Wellness dictionary

Little ABC for your spa-break questions ...

In their treatment discriptions, wellness hotels often use technical terms, which are hard to understand for potential guests. We have therefore collected and defined the most relevant terms in our small wellness ABC. A tip: Our wellness dictionary also supports word requests. You don't need to know the exact wording.


The pale yellow, aromatically fragrant flower arnica (Arnica montana)

belongs to the genus of composite flowers and used to be a widespread flower in the low mountain ranges of Western Europe. It is characterized by its tousled and asymmetrical looking flowers. Arnica grows mainly in mountainous regions like the Alps and in the European lowlands.

However, since it was collected in large quantities for pharmacies - as Goethe reported - and was threatened with extinction, it was placed under nature protection and may not be picked. Only in the last few years has it been possible to grow the plant for high-yield field cultivation for medicinal purposes.

How is Arnica used?

The homeopathic medicine is available in the form of globules, drops, sprays or ointments. Arnica tinctures can also be purchased for envelopes or baths. Arnica contains substances such as:

  • Tanning agents – fight pathogenic bacteria
  • Essential oils – also combat pathogenic bacteria and have anti-inflammatory, disinfectant and wound healing properties
  • Helenalin – antimicrobial effect against fungi and bacteria
  • Flavonoids – positive effect on the cardiovascular system
  • Choline – lowers blood pressure

Therefore, arnica is particularly suitable for all kinds of injuries, wounds, cuts and bruises. The flower has an inhibiting effect on the growth of bacteria and is said to reduce bleeding, swelling, pain and other external injuries, thus also supporting the healing process.
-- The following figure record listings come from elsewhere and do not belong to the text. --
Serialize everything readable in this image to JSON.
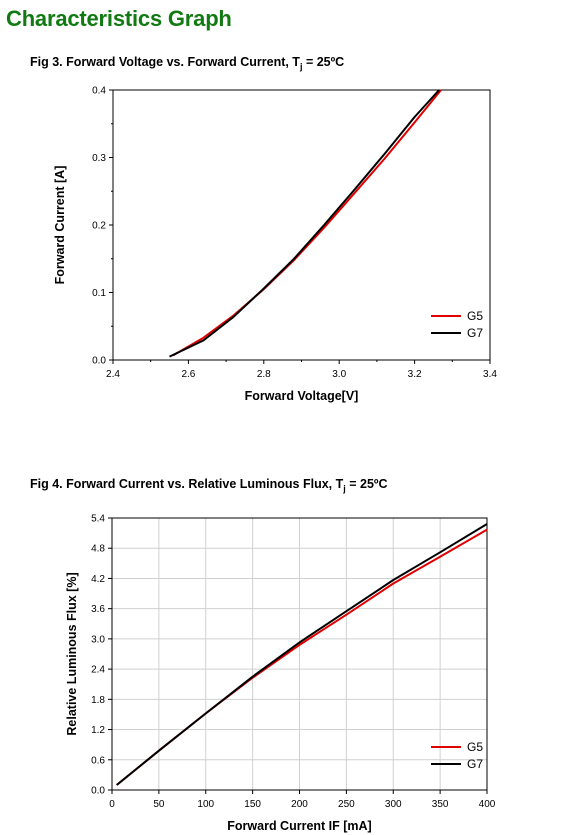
{
  "page": {
    "title": "Characteristics Graph"
  },
  "figures": [
    {
      "title_main": "Fig 3. Forward Voltage vs. Forward Current, T",
      "title_sub": "j",
      "title_end": " = 25ºC"
    },
    {
      "title_main": "Fig 4. Forward Current vs. Relative Luminous Flux, T",
      "title_sub": "j",
      "title_end": " = 25ºC"
    }
  ],
  "colors": {
    "title_green": "#117a12",
    "G5": "#e00000",
    "G7": "#000000",
    "grid": "#d0d0d0"
  },
  "chart_data": [
    {
      "type": "line",
      "title": "Fig 3. Forward Voltage vs. Forward Current, Tj = 25ºC",
      "xlabel": "Forward Voltage[V]",
      "ylabel": "Forward Current [A]",
      "xlim": [
        2.4,
        3.4
      ],
      "ylim": [
        0.0,
        0.4
      ],
      "xticks": [
        "2.4",
        "2.6",
        "2.8",
        "3.0",
        "3.2",
        "3.4"
      ],
      "yticks": [
        "0.0",
        "0.1",
        "0.2",
        "0.3",
        "0.4"
      ],
      "grid": false,
      "legend_position": "bottom-right",
      "series": [
        {
          "name": "G5",
          "color": "#e00000",
          "x": [
            2.56,
            2.64,
            2.72,
            2.8,
            2.88,
            2.96,
            3.04,
            3.12,
            3.2,
            3.27
          ],
          "y": [
            0.007,
            0.033,
            0.066,
            0.105,
            0.148,
            0.196,
            0.247,
            0.298,
            0.352,
            0.4
          ]
        },
        {
          "name": "G7",
          "color": "#000000",
          "x": [
            2.55,
            2.64,
            2.72,
            2.8,
            2.88,
            2.96,
            3.04,
            3.12,
            3.2,
            3.265
          ],
          "y": [
            0.005,
            0.029,
            0.064,
            0.106,
            0.15,
            0.2,
            0.252,
            0.305,
            0.36,
            0.4
          ]
        }
      ]
    },
    {
      "type": "line",
      "title": "Fig 4. Forward Current vs. Relative Luminous Flux, Tj = 25ºC",
      "xlabel": "Forward Current IF [mA]",
      "ylabel": "Relative Luminous Flux [%]",
      "xlim": [
        0,
        400
      ],
      "ylim": [
        0.0,
        5.4
      ],
      "xticks": [
        "0",
        "50",
        "100",
        "150",
        "200",
        "250",
        "300",
        "350",
        "400"
      ],
      "yticks": [
        "0.0",
        "0.6",
        "1.2",
        "1.8",
        "2.4",
        "3.0",
        "3.6",
        "4.2",
        "4.8",
        "5.4"
      ],
      "grid": true,
      "legend_position": "bottom-right",
      "series": [
        {
          "name": "G5",
          "color": "#e00000",
          "x": [
            5,
            50,
            100,
            150,
            200,
            250,
            300,
            350,
            400
          ],
          "y": [
            0.1,
            0.78,
            1.52,
            2.23,
            2.88,
            3.48,
            4.1,
            4.63,
            5.17
          ]
        },
        {
          "name": "G7",
          "color": "#000000",
          "x": [
            5,
            50,
            100,
            150,
            200,
            250,
            300,
            350,
            400
          ],
          "y": [
            0.1,
            0.78,
            1.52,
            2.25,
            2.93,
            3.55,
            4.17,
            4.72,
            5.28
          ]
        }
      ]
    }
  ]
}
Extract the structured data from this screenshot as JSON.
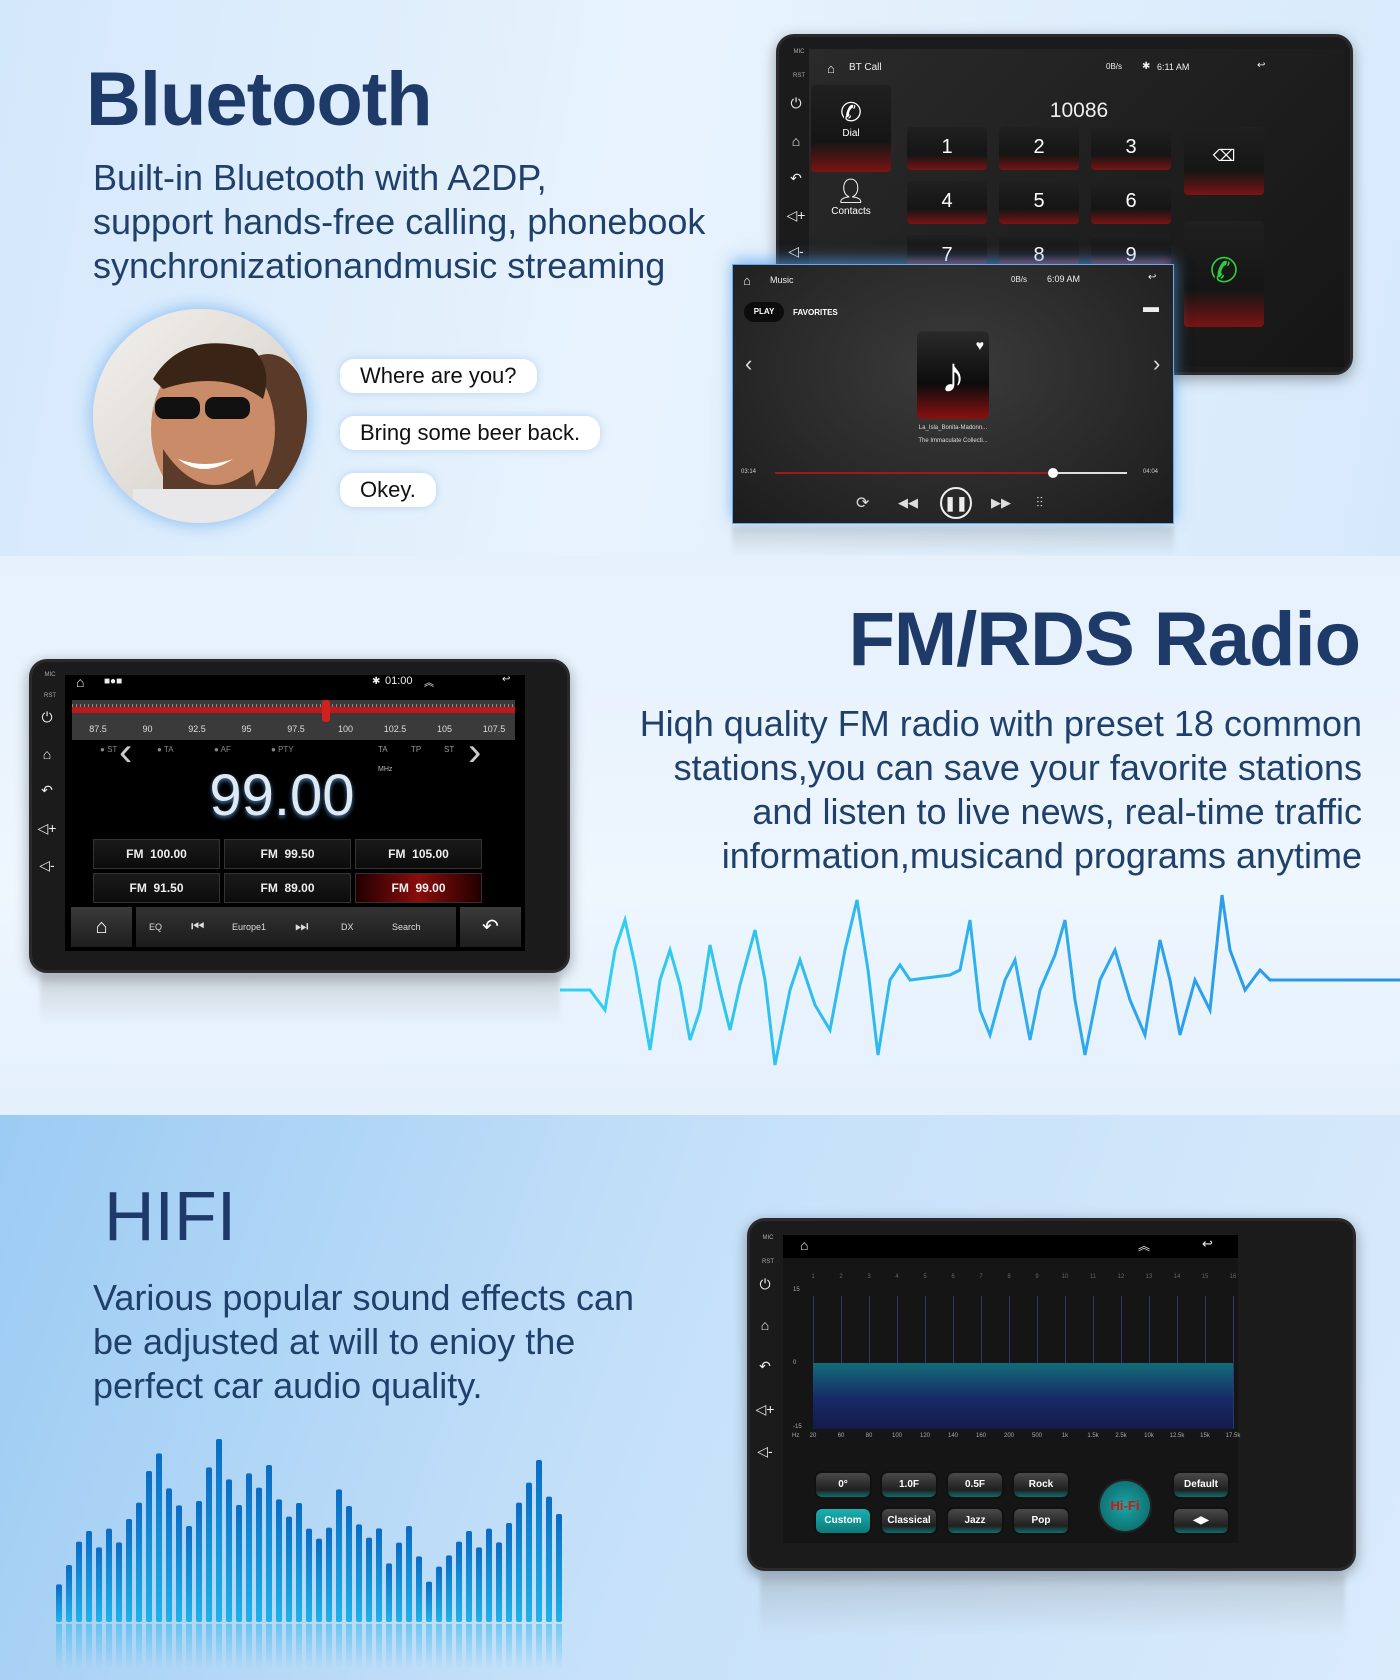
{
  "bluetooth": {
    "title": "Bluetooth",
    "description": [
      "Built-in Bluetooth with A2DP,",
      "support hands-free calling, phonebook",
      "synchronizationandmusic streaming"
    ],
    "chat": [
      "Where are you?",
      "Bring some beer back.",
      "Okey."
    ],
    "call_screen": {
      "app": "BT Call",
      "status": "0B/s",
      "time": "6:11 AM",
      "number": "10086",
      "dial_label": "Dial",
      "contacts_label": "Contacts",
      "keys": [
        "1",
        "2",
        "3",
        "4",
        "5",
        "6",
        "7",
        "8",
        "9"
      ],
      "side_labels": [
        "MIC",
        "RST"
      ]
    },
    "music_screen": {
      "app": "Music",
      "status": "0B/s",
      "time": "6:09 AM",
      "tabs": [
        "PLAY",
        "FAVORITES"
      ],
      "active_tab": "PLAY",
      "song": "La_Isla_Bonita-Madonn...",
      "album": "The Immaculate Collecti...",
      "elapsed": "03:14",
      "total": "04:04",
      "progress": 0.79
    }
  },
  "radio": {
    "title": "FM/RDS Radio",
    "description": [
      "Hiqh quality FM radio with preset 18 common",
      "stations,you can save your favorite stations",
      "and listen to live news, real-time traffic",
      "information,musicand programs anytime"
    ],
    "screen": {
      "time": "01:00",
      "scale": [
        "87.5",
        "90",
        "92.5",
        "95",
        "97.5",
        "100",
        "102.5",
        "105",
        "107.5"
      ],
      "indicators_left": [
        "ST",
        "TA",
        "AF",
        "PTY"
      ],
      "indicators_right": [
        "TA",
        "TP",
        "ST"
      ],
      "frequency": "99.00",
      "unit": "MHz",
      "presets": [
        {
          "band": "FM",
          "freq": "100.00"
        },
        {
          "band": "FM",
          "freq": "99.50"
        },
        {
          "band": "FM",
          "freq": "105.00"
        },
        {
          "band": "FM",
          "freq": "91.50"
        },
        {
          "band": "FM",
          "freq": "89.00"
        },
        {
          "band": "FM",
          "freq": "99.00",
          "active": true
        }
      ],
      "controls": {
        "eq": "EQ",
        "station": "Europe1",
        "dx": "DX",
        "search": "Search"
      },
      "tuner_value": 99.0,
      "side_labels": [
        "MIC",
        "RST"
      ]
    }
  },
  "hifi": {
    "title": "HIFI",
    "description": [
      "Various popular sound effects can",
      "be adjusted at will to enioy the",
      "perfect car audio quality."
    ],
    "eq_screen": {
      "bands": [
        "1",
        "2",
        "3",
        "4",
        "5",
        "6",
        "7",
        "8",
        "9",
        "10",
        "11",
        "12",
        "13",
        "14",
        "15",
        "16"
      ],
      "y_labels": [
        "15",
        "0",
        "-15"
      ],
      "unit": "Hz",
      "freqs": [
        "20",
        "60",
        "80",
        "100",
        "120",
        "140",
        "160",
        "200",
        "500",
        "1k",
        "1.5k",
        "2.5k",
        "10k",
        "12.5k",
        "15k",
        "17.5k"
      ],
      "band_levels": [
        0,
        0,
        0,
        0,
        0,
        0,
        0,
        0,
        0,
        0,
        0,
        0,
        0,
        0,
        0,
        0
      ],
      "buttons_row1": [
        "0°",
        "1.0F",
        "0.5F",
        "Rock"
      ],
      "buttons_row2": [
        "Custom",
        "Classical",
        "Jazz",
        "Pop"
      ],
      "active": "Custom",
      "logo": "Hi-Fi",
      "default_label": "Default",
      "side_labels": [
        "MIC",
        "RST"
      ]
    },
    "colors": {
      "accent": "#0f8c8c",
      "bars": "#0a74c8"
    }
  }
}
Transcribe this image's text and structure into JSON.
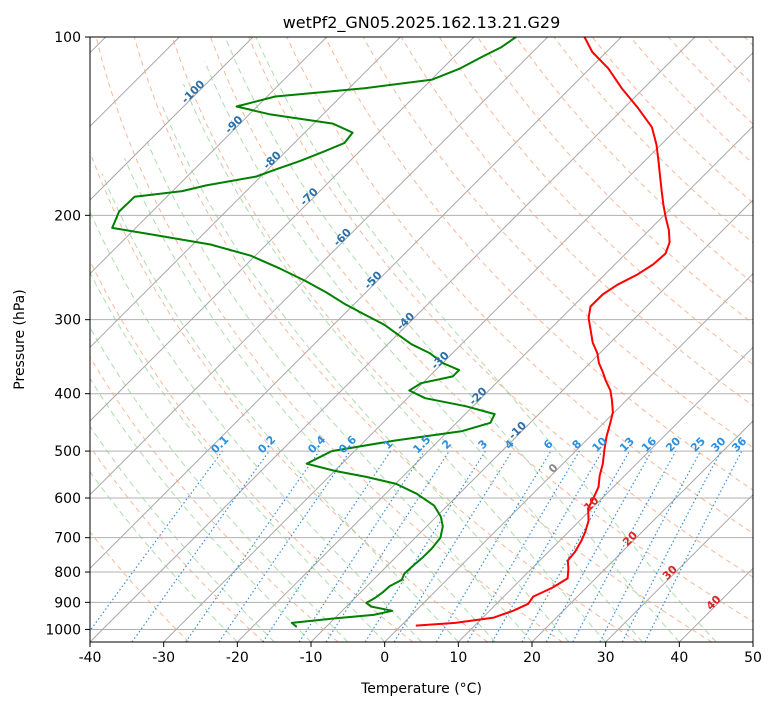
{
  "chart_data": {
    "type": "line",
    "title": "wetPf2_GN05.2025.162.13.21.G29",
    "xlabel": "Temperature (°C)",
    "ylabel": "Pressure (hPa)",
    "xlim": [
      -40,
      50
    ],
    "ylim": [
      1050,
      100
    ],
    "y_scale": "log",
    "skew_t": true,
    "grid": true,
    "x_ticks": [
      -40,
      -30,
      -20,
      -10,
      0,
      10,
      20,
      30,
      40,
      50
    ],
    "y_ticks": [
      100,
      200,
      300,
      400,
      500,
      600,
      700,
      800,
      900,
      1000
    ],
    "series": [
      {
        "color": "#ff0000",
        "points": [
          [
            2.0,
            985
          ],
          [
            7.0,
            975
          ],
          [
            11.5,
            955
          ],
          [
            13.2,
            930
          ],
          [
            14.3,
            905
          ],
          [
            14.0,
            880
          ],
          [
            15.4,
            850
          ],
          [
            16.2,
            820
          ],
          [
            15.0,
            790
          ],
          [
            13.8,
            765
          ],
          [
            13.6,
            740
          ],
          [
            13.0,
            710
          ],
          [
            12.3,
            685
          ],
          [
            11.2,
            655
          ],
          [
            9.5,
            625
          ],
          [
            8.8,
            600
          ],
          [
            8.0,
            575
          ],
          [
            6.6,
            550
          ],
          [
            5.4,
            525
          ],
          [
            3.7,
            497
          ],
          [
            2.2,
            472
          ],
          [
            1.0,
            450
          ],
          [
            -0.2,
            430
          ],
          [
            -2.0,
            410
          ],
          [
            -3.5,
            395
          ],
          [
            -5.5,
            380
          ],
          [
            -7.0,
            368
          ],
          [
            -8.8,
            355
          ],
          [
            -10.3,
            342
          ],
          [
            -12.4,
            328
          ],
          [
            -14.3,
            313
          ],
          [
            -16.3,
            298
          ],
          [
            -17.6,
            285
          ],
          [
            -17.6,
            272
          ],
          [
            -16.9,
            262
          ],
          [
            -15.6,
            252
          ],
          [
            -14.8,
            242
          ],
          [
            -14.6,
            232
          ],
          [
            -15.6,
            222
          ],
          [
            -17.3,
            212
          ],
          [
            -19.4,
            202
          ],
          [
            -21.5,
            192
          ],
          [
            -23.6,
            182
          ],
          [
            -25.8,
            172
          ],
          [
            -28.1,
            162
          ],
          [
            -30.6,
            152
          ],
          [
            -33.6,
            142
          ],
          [
            -38.0,
            132
          ],
          [
            -43.0,
            122
          ],
          [
            -47.5,
            113
          ],
          [
            -51.9,
            106
          ],
          [
            -55.0,
            100
          ]
        ]
      },
      {
        "color": "#008000",
        "points": [
          [
            -14.0,
            990
          ],
          [
            -15.2,
            975
          ],
          [
            -10.0,
            958
          ],
          [
            -5.2,
            945
          ],
          [
            -3.2,
            930
          ],
          [
            -6.6,
            915
          ],
          [
            -7.8,
            902
          ],
          [
            -7.3,
            885
          ],
          [
            -7.0,
            865
          ],
          [
            -6.9,
            845
          ],
          [
            -6.1,
            825
          ],
          [
            -6.6,
            805
          ],
          [
            -6.5,
            780
          ],
          [
            -6.3,
            755
          ],
          [
            -6.3,
            730
          ],
          [
            -6.6,
            700
          ],
          [
            -7.8,
            670
          ],
          [
            -9.4,
            645
          ],
          [
            -11.8,
            618
          ],
          [
            -15.8,
            590
          ],
          [
            -19.9,
            568
          ],
          [
            -24.8,
            553
          ],
          [
            -30.0,
            540
          ],
          [
            -34.8,
            525
          ],
          [
            -33.1,
            500
          ],
          [
            -26.0,
            480
          ],
          [
            -18.2,
            463
          ],
          [
            -15.4,
            448
          ],
          [
            -16.0,
            433
          ],
          [
            -21.0,
            420
          ],
          [
            -27.6,
            407
          ],
          [
            -30.8,
            395
          ],
          [
            -30.2,
            384
          ],
          [
            -26.8,
            374
          ],
          [
            -26.8,
            365
          ],
          [
            -30.0,
            355
          ],
          [
            -33.0,
            342
          ],
          [
            -36.8,
            330
          ],
          [
            -39.9,
            318
          ],
          [
            -43.1,
            306
          ],
          [
            -47.2,
            294
          ],
          [
            -51.4,
            282
          ],
          [
            -55.3,
            270
          ],
          [
            -59.8,
            258
          ],
          [
            -64.9,
            246
          ],
          [
            -70.6,
            234
          ],
          [
            -77.6,
            224
          ],
          [
            -87.4,
            215
          ],
          [
            -93.2,
            210
          ],
          [
            -94.5,
            197
          ],
          [
            -94.4,
            186
          ],
          [
            -88.7,
            182
          ],
          [
            -86.2,
            178
          ],
          [
            -80.6,
            172
          ],
          [
            -78.8,
            167
          ],
          [
            -76.8,
            162
          ],
          [
            -74.8,
            156
          ],
          [
            -73.2,
            151
          ],
          [
            -73.5,
            145
          ],
          [
            -77.4,
            140
          ],
          [
            -87.3,
            135
          ],
          [
            -92.8,
            131
          ],
          [
            -88.9,
            126
          ],
          [
            -77.9,
            122
          ],
          [
            -69.9,
            118
          ],
          [
            -67.6,
            113
          ],
          [
            -66.2,
            108
          ],
          [
            -64.9,
            104
          ],
          [
            -64.3,
            100
          ]
        ]
      }
    ],
    "dry_adiabat_labels": [
      "-100",
      "-90",
      "-80",
      "-70",
      "-60",
      "-50",
      "-40",
      "-30",
      "-20",
      "-10"
    ],
    "moist_adiabat_labels": [
      "0",
      "10",
      "20",
      "30",
      "40"
    ],
    "mixing_ratio_labels": [
      "0.1",
      "0.2",
      "0.4",
      "0.6",
      "1",
      "1.5",
      "2",
      "3",
      "4",
      "6",
      "8",
      "10",
      "13",
      "16",
      "20",
      "25",
      "30",
      "36"
    ],
    "colors": {
      "isotherm": "#808080",
      "isobar": "#aaaaaa",
      "dry_adiabat": "#f4a07a",
      "moist_adiabat": "#8ccf8c",
      "mixing_ratio": "#3a8fd8",
      "dry_adiabat_label": "#2a6fa8",
      "mixing_ratio_label": "#2a8fe0",
      "moist_adiabat_label": "#d62728",
      "zero_label": "#888888"
    }
  }
}
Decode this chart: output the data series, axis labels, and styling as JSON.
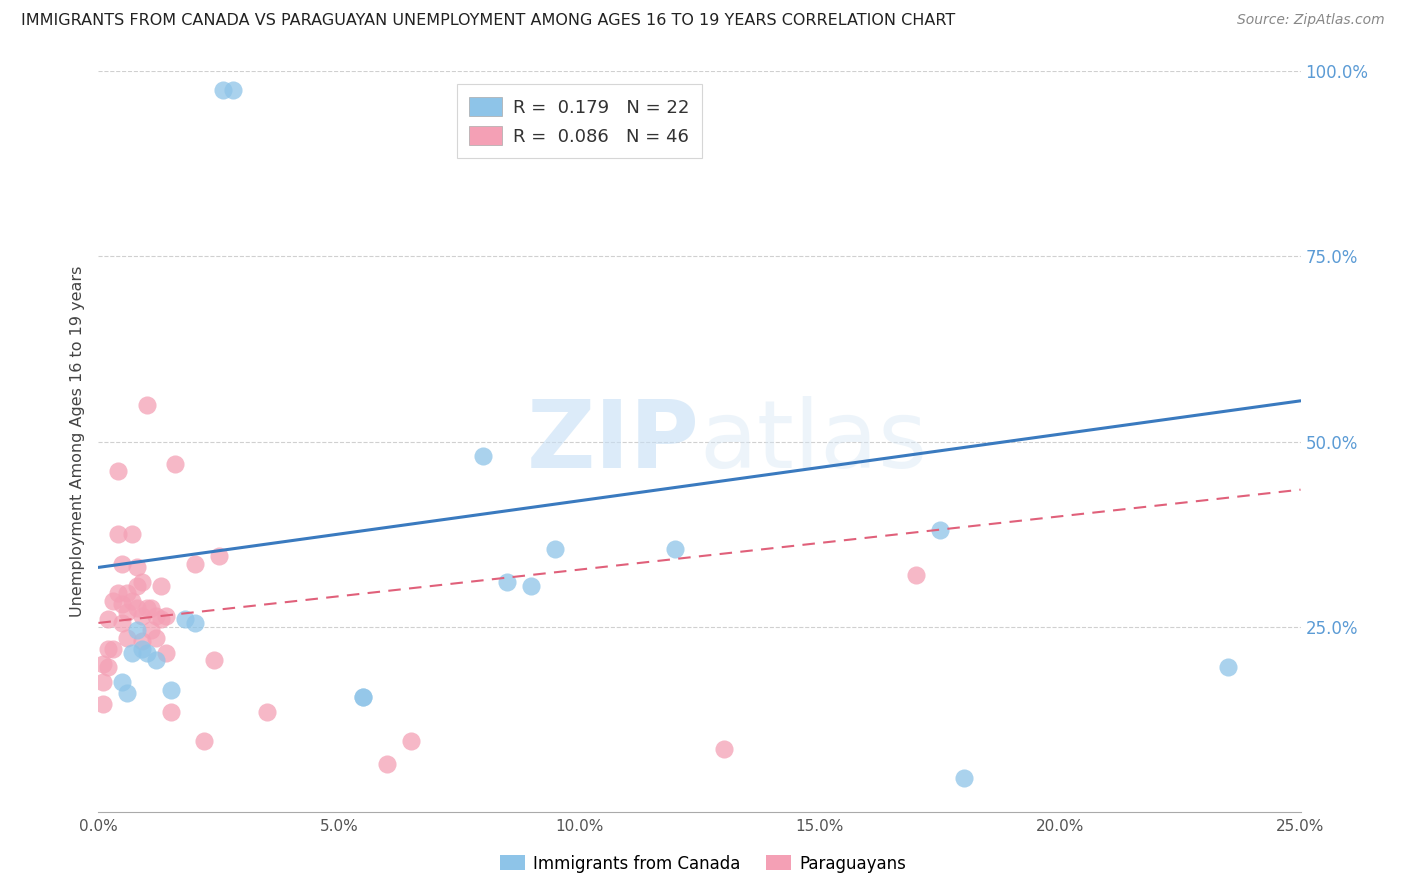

What does Arnica help against?

Arnica is used externally for various complaints and diseases. Only the flowers are used for the medical application of the medicinal plant, as these ingredients have anti-inflammatory, disinfecting and analgesic effects. The external use of arnica flowers is scientifically recognized for the treatment of bruises, contusions, contusions and sprains. In addition, the flowers of arnica are also used for the following complaints:

  • Superficial phlebitis
  • Inflammations after insect bites
  • Inflammations of the mouth and throat mucosa
  • Rheumatic muscle and joint pain
  • Bruises
  • Edema formation

Extracts from arnica flowers are usually processed into ointments and used externally. Envelopes with arnica tincture or an infusion have a pain-relieving effect, e.g. for rheumatic pains.

Why arnica must not be used internally

As arnica contains substances that are toxic to the body, it is not recommended to use it internally (e.g. in the form of tea). The application can cause severe side effects such as nausea, vomiting, diarrhea, muscle weakness and nervousness. The heart can also be affected. The consequences of taking it can be cardiac arrhythmia and heart muscle paralysis. Homeopathic arnica globules are an exception to this, as the original substance has been so massively diluted that it no longer poses any danger to the body.